Just last Friday, I was in the Access Fund bathroom at Rifle Mountain Park on a rest day when someone rudely (I thought at the time) started banging on the door.
“Just a second!” Wow, they must really have to go I thought.
Instead of a fellow camper desperate for the restroom, I heard a Garfield County Ranger on the other side of the door.
“This is to inform you of a mandatory evacuation from Rifle Mtn. Park due to fire risk. Please evacuate as soon as possible.”
Chris, our friend Ben from Vegas, and I were enjoying a relaxing mid-morning of our rest day when we thought we smelled smoke and then heard the news first-hand.
And so, our projects would have to wait. At first we all kind of thought everyone was over-reacting. How close could the fire really be? Were we really at risk?
Sure enough, we drove a few miles outside the canyon and noticed the huge billows of dark smoke and actual flames heading toward the canyon. I had never seen anything like this. We were so mesmerized by this natural disaster that we hung out for about an hour, and it was terrifying how quickly the fire had spread in that time alone. It was a windy day, and we watched the hot shots ruthlessly try to combat the flames with their tiny planes and seemingly futile attempts of smothering it with retardant as the fire continued to expand.

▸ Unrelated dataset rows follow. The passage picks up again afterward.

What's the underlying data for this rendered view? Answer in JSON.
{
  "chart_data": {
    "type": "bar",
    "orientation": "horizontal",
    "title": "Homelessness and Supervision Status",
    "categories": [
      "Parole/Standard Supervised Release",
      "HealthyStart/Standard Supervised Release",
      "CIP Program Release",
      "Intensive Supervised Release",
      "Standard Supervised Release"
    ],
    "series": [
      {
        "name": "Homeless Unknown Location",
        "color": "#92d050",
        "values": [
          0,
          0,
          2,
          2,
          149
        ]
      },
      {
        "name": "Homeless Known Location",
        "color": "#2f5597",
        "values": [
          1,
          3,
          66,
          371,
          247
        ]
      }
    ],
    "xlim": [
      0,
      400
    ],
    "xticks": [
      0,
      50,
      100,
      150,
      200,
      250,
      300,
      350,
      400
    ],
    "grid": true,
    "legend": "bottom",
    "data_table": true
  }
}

Chris and I decided we wanted to spend most of this summer in our favorite semi-local spot, Rifle- the sport climber’s paradise. We had been in Rifle camping for about ten days and had planned on spending a few more days before heading to Boulder for a week. My heart sank at the thought of our beautiful canyon where we have had so many fun times and memories burning to the ground. What would happen to all the climbing routes, bolts, draws, cabins, and campsites? The thought was too hard to imagine.
Luckily, last Sunday afternoon Rifle opened back up and the fire is about 85% contained, and about 480 acres of forest burned. We plan on heading back on Monday to give our projects some more burns. Pun intended.